In conclusion, patients with moderate to severe plaque psoriasis reported significant DRQL burden and symptom severity at baseline, but efalizumab significantly improved patient-reported DRQL and reduced the frequency and severity of psoriasis symptoms during 12-week double-blind and 12-week extended treatment periods.

Introduction

Psoriasis is one of the most common chronic skin diseases affecting approximately 2% of the general US population (1) with an annual incidence of between 150,000 and 260,000 new cases (2). Individuals with psoriasis experience reduced quality of life (3-6), significant psychosocial distress (7-10), and disability (11,12). Evidence also shows that the impact of psoriasis on dermatology-related quality of life (DRQL) is more pronounced in patients with more severe disease (13,14). In a recent study the impact of psoriasis on patient's physical functioning and mental health has been shown to rival or exceed that of other diseases with well understood morbidity like diabetes, heart disease, cancer and arthritis (15).

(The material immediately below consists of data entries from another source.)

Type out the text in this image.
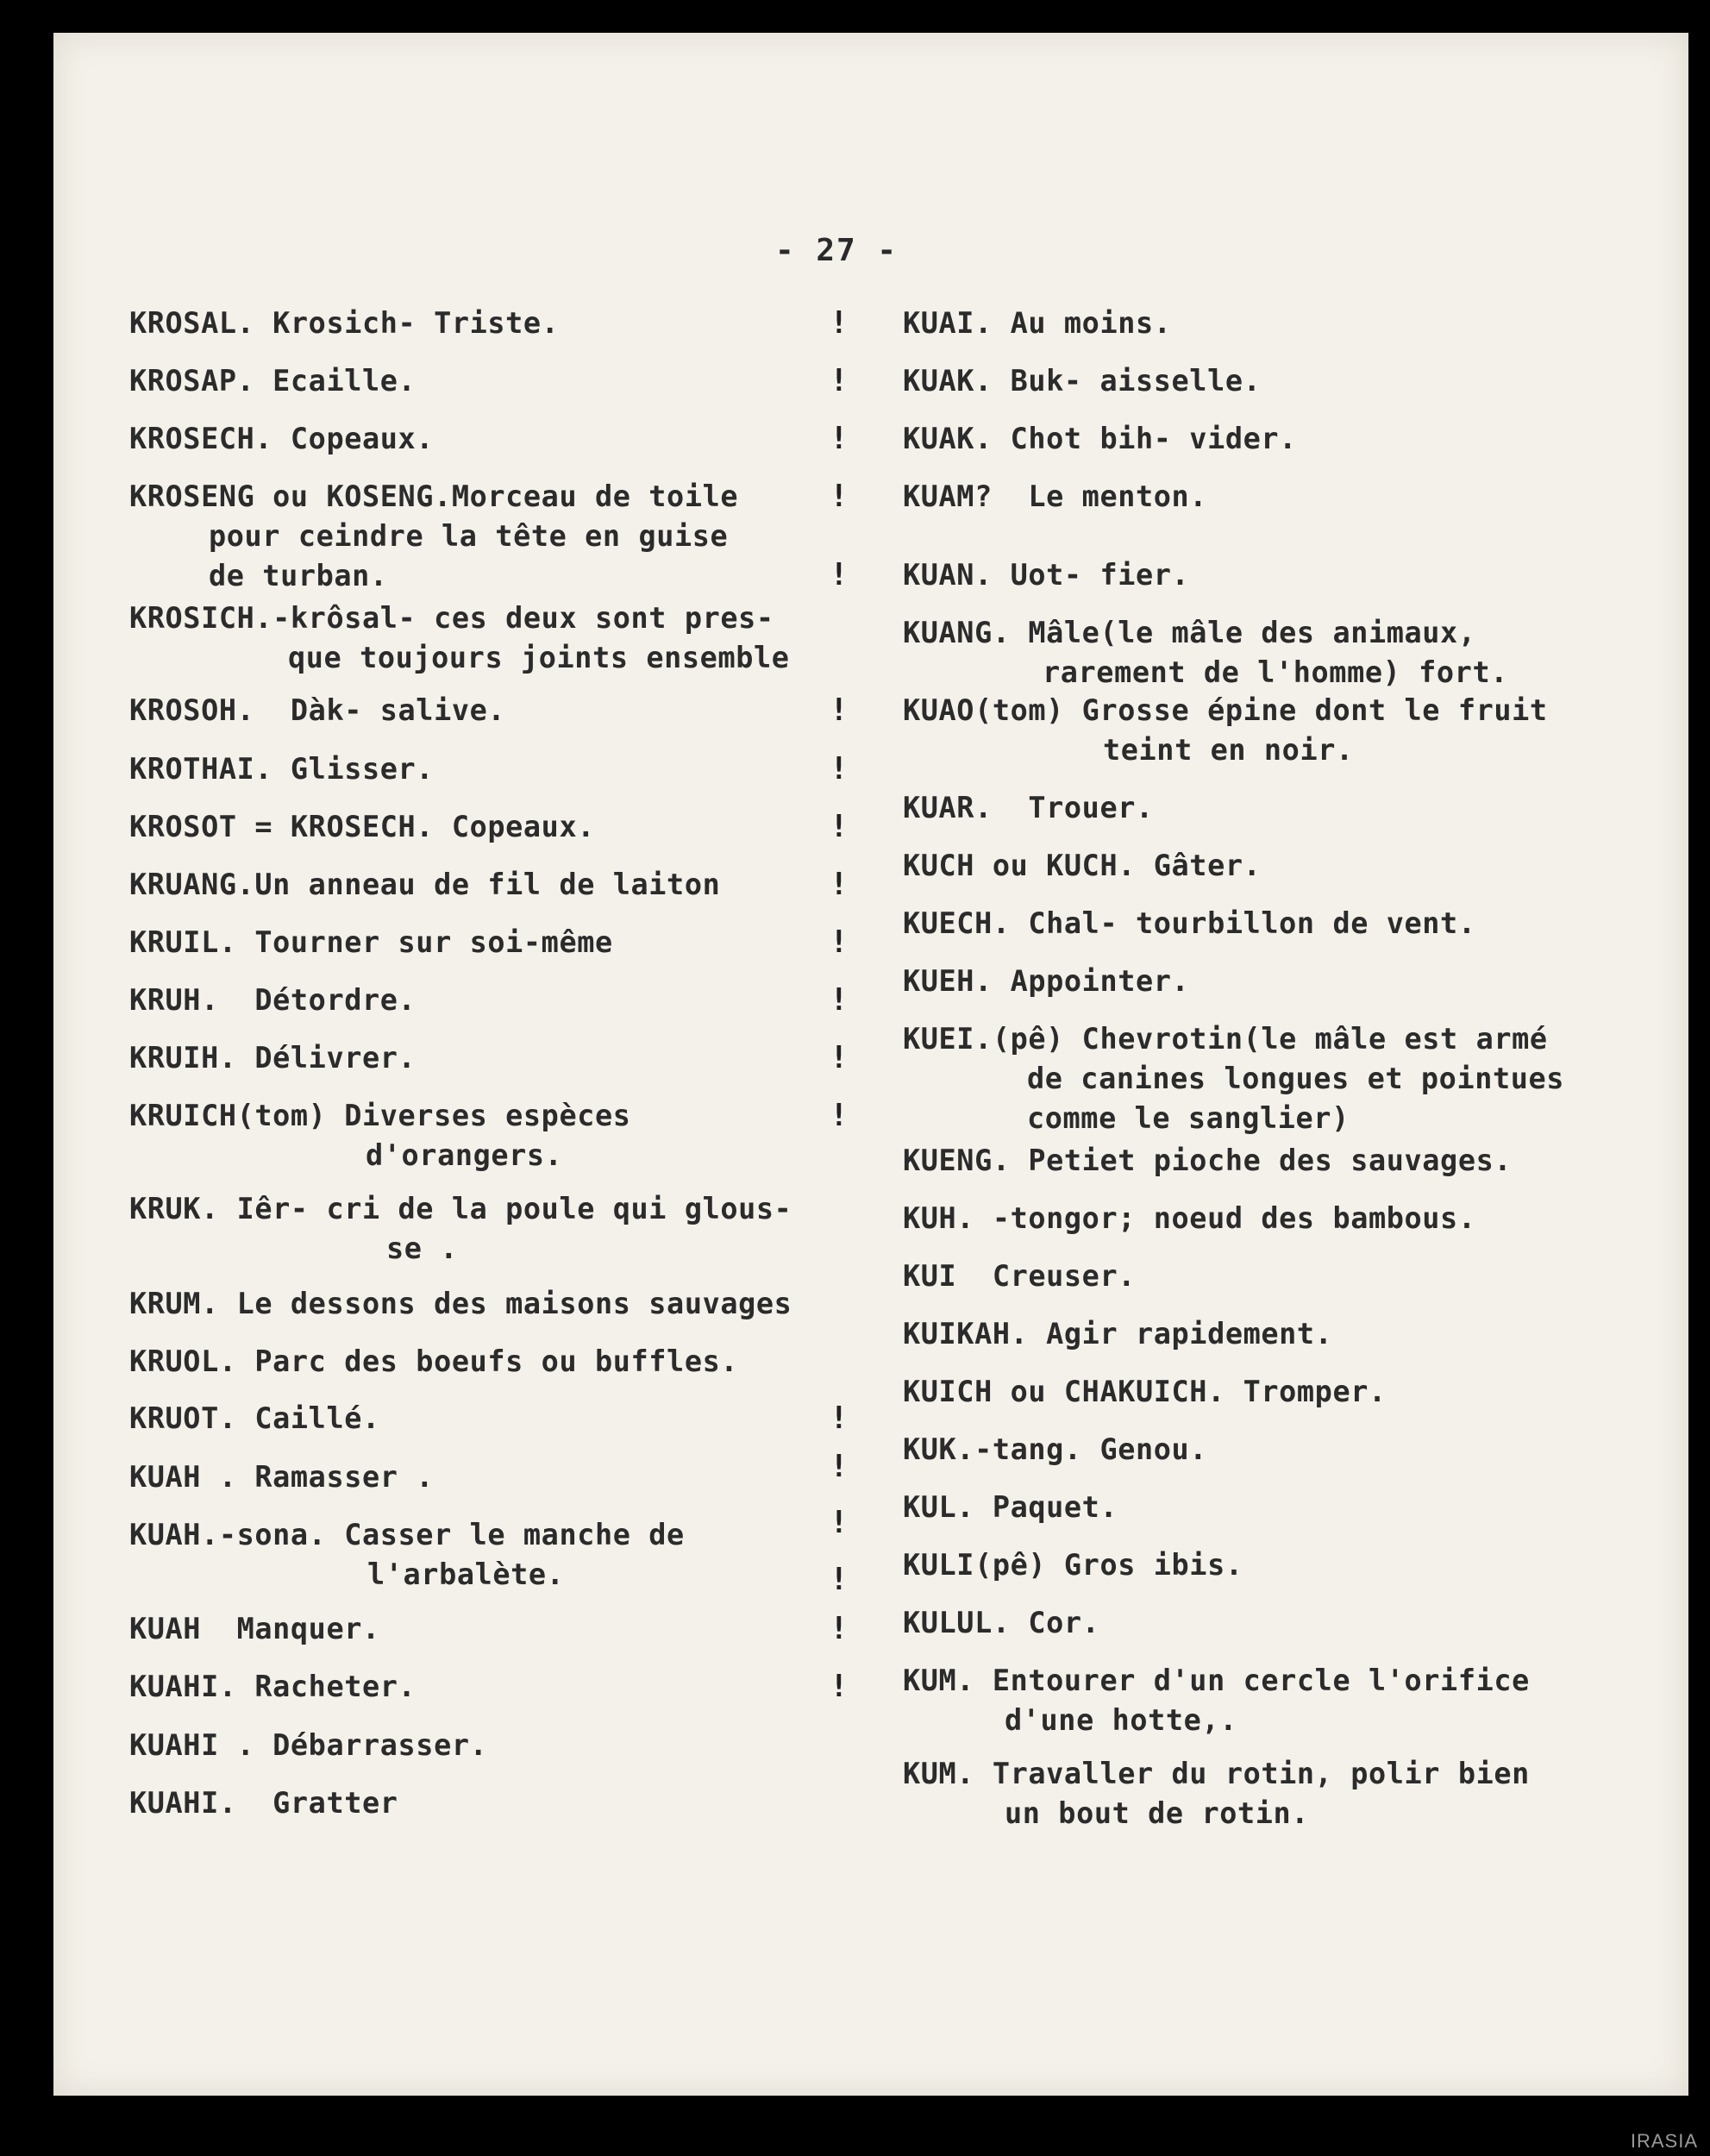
- 27 -
KROSAL. Krosich- Triste.
KROSAP. Ecaille.
KROSECH. Copeaux.
KROSENG ou KOSENG.Morceau de toile
pour ceindre la tête en guise
de turban.
KROSICH.-krôsal- ces deux sont pres-
que toujours joints ensemble
KROSOH.  Dàk- salive.
KROTHAI. Glisser.
KROSOT = KROSECH. Copeaux.
KRUANG.Un anneau de fil de laiton
KRUIL. Tourner sur soi-même
KRUH.  Détordre.
KRUIH. Délivrer.
KRUICH(tom) Diverses espèces
d'orangers.
KRUK. Iêr- cri de la poule qui glous-
se .
KRUM. Le dessons des maisons sauvages
KRUOL. Parc des boeufs ou buffles.
KRUOT. Caillé.
KUAH . Ramasser .
KUAH.-sona. Casser le manche de
l'arbalète.
KUAH  Manquer.
KUAHI. Racheter.
KUAHI . Débarrasser.
KUAHI.  Gratter
!
!
!
!
!
!
!
!
!
!
!
!
!
!
!
!
!
!
!
KUAI. Au moins.
KUAK. Buk- aisselle.
KUAK. Chot bih- vider.
KUAM?  Le menton.
KUAN. Uot- fier.
KUANG. Mâle(le mâle des animaux,
rarement de l'homme) fort.
KUAO(tom) Grosse épine dont le fruit
teint en noir.
KUAR.  Trouer.
KUCH ou KUCH. Gâter.
KUECH. Chal- tourbillon de vent.
KUEH. Appointer.
KUEI.(pê) Chevrotin(le mâle est armé
de canines longues et pointues
comme le sanglier)
KUENG. Petiet pioche des sauvages.
KUH. -tongor; noeud des bambous.
KUI  Creuser.
KUIKAH. Agir rapidement.
KUICH ou CHAKUICH. Tromper.
KUK.-tang. Genou.
KUL. Paquet.
KULI(pê) Gros ibis.
KULUL. Cor.
KUM. Entourer d'un cercle l'orifice
d'une hotte,.
KUM. Travaller du rotin, polir bien
un bout de rotin.
IRASIA
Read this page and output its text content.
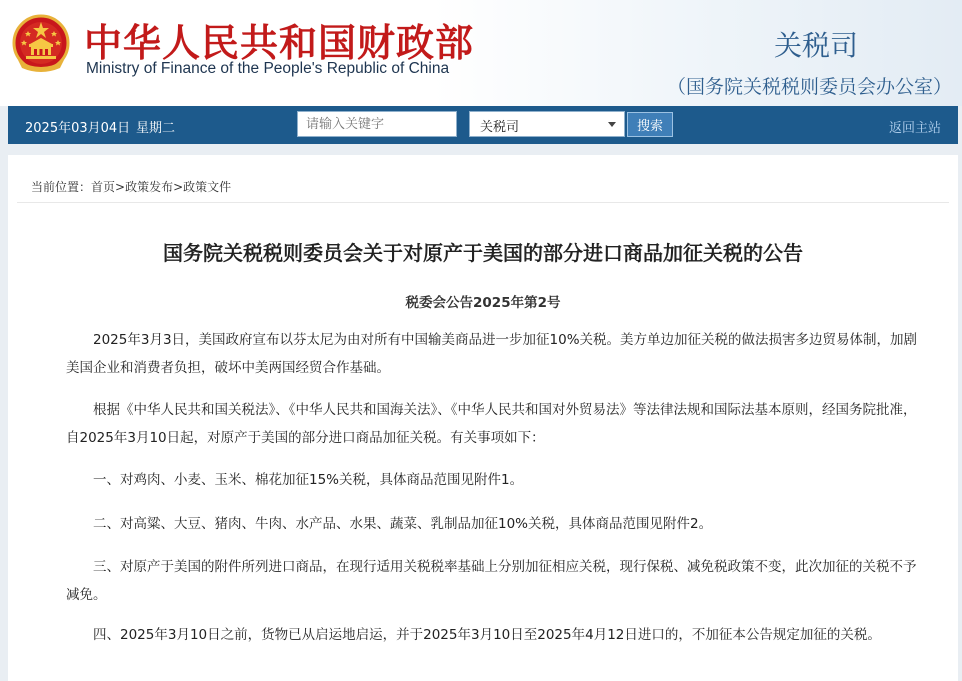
中华人民共和国财政部
Ministry of Finance of the People's Republic of China
关税司
（国务院关税税则委员会办公室）
2025年03月04日 星期二
请输入关键字	关税司	搜索	返回主站
当前位置：首页>政策发布>政策文件
国务院关税税则委员会关于对原产于美国的部分进口商品加征关税的公告
税委会公告2025年第2号

2025年3月3日，美国政府宣布以芬太尼为由对所有中国输美商品进一步加征10%关税。美方单边加征关税的做法损害多边贸易体制，加剧美国企业和消费者负担，破坏中美两国经贸合作基础。

根据《中华人民共和国关税法》、《中华人民共和国海关法》、《中华人民共和国对外贸易法》等法律法规和国际法基本原则，经国务院批准，自2025年3月10日起，对原产于美国的部分进口商品加征关税。有关事项如下：

一、对鸡肉、小麦、玉米、棉花加征15%关税，具体商品范围见附件1。

二、对高粱、大豆、猪肉、牛肉、水产品、水果、蔬菜、乳制品加征10%关税，具体商品范围见附件2。

三、对原产于美国的附件所列进口商品，在现行适用关税税率基础上分别加征相应关税，现行保税、减免税政策不变，此次加征的关税不予减免。

四、2025年3月10日之前，货物已从启运地启运，并于2025年3月10日至2025年4月12日进口的，不加征本公告规定加征的关税。
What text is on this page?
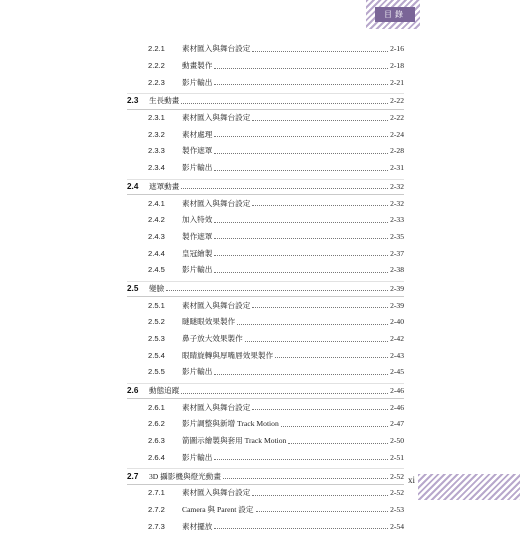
目錄
2.2.1	素材匯入與舞台設定	2-16
2.2.2	動畫製作	2-18
2.2.3	影片輸出	2-21
2.3	生長動畫	2-22
2.3.1	素材匯入與舞台設定	2-22
2.3.2	素材處理	2-24
2.3.3	製作遮罩	2-28
2.3.4	影片輸出	2-31
2.4	遮罩動畫	2-32
2.4.1	素材匯入與舞台設定	2-32
2.4.2	加入特效	2-33
2.4.3	製作遮罩	2-35
2.4.4	皇冠繪製	2-37
2.4.5	影片輸出	2-38
2.5	變臉	2-39
2.5.1	素材匯入與舞台設定	2-39
2.5.2	瞇瞇眼效果製作	2-40
2.5.3	鼻子放大效果製作	2-42
2.5.4	眼睛旋轉與厚嘴唇效果製作	2-43
2.5.5	影片輸出	2-45
2.6	動態追蹤	2-46
2.6.1	素材匯入與舞台設定	2-46
2.6.2	影片調整與新增 Track Motion	2-47
2.6.3	箭圖示繪製與套用 Track Motion	2-50
2.6.4	影片輸出	2-51
2.7	3D 攝影機與燈光動畫	2-52
2.7.1	素材匯入與舞台設定	2-52
2.7.2	Camera 與 Parent 設定	2-53
2.7.3	素材擺放	2-54
xi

In a large survey conducted by the National Psoriasis Foundation, nearly one half of the respondents reported being frustrated with the ineffectiveness of current therapies available for treating psoriasis (16). Many factors may contribute to the difficulties in treating psoriasis effectively. First, despite the documented impact of psoriasis on patients' lives, skin diseases in general are often considered to have less impact on patient functioning and well-being than chronic diseases affecting other body systems (17). Second, the evaluation of treatment efficacy with measurements that focus only on the clinical severity of psoriasis do not accurately gauge its effects on patient's lives (18,19); consequently, the impact of psoriasis on the patient is often underestimated. Third, topical agents typically used to treat mild to moderate psoriasis, while effective in the short-term, can be burdensome, messy, and difficult to use--characteristics that may substantially reduce patient adherence and satisfaction with treatment even if the agent is effective. For various reasons, topical agents are all too frequently prescribed as monotherapy for patients with more extensive disease. Fourth, treatment of moderate to severe forms of psoriasis generally involves use of traditional systemic therapies, such as methotrexate, cyclosporine, or ultraviolet light therapy, such as PUVA or UVB. These agents, like corticosteroids, may be very effective in the short-term, but carry with them concerns about risks associated with long-term exposure (20). Thus psoriasis, a life-long disease, is usually treated with intermittent therapies on a rotational basis, producing patient frustration and frequent withdrawal from maintenance therapy (16).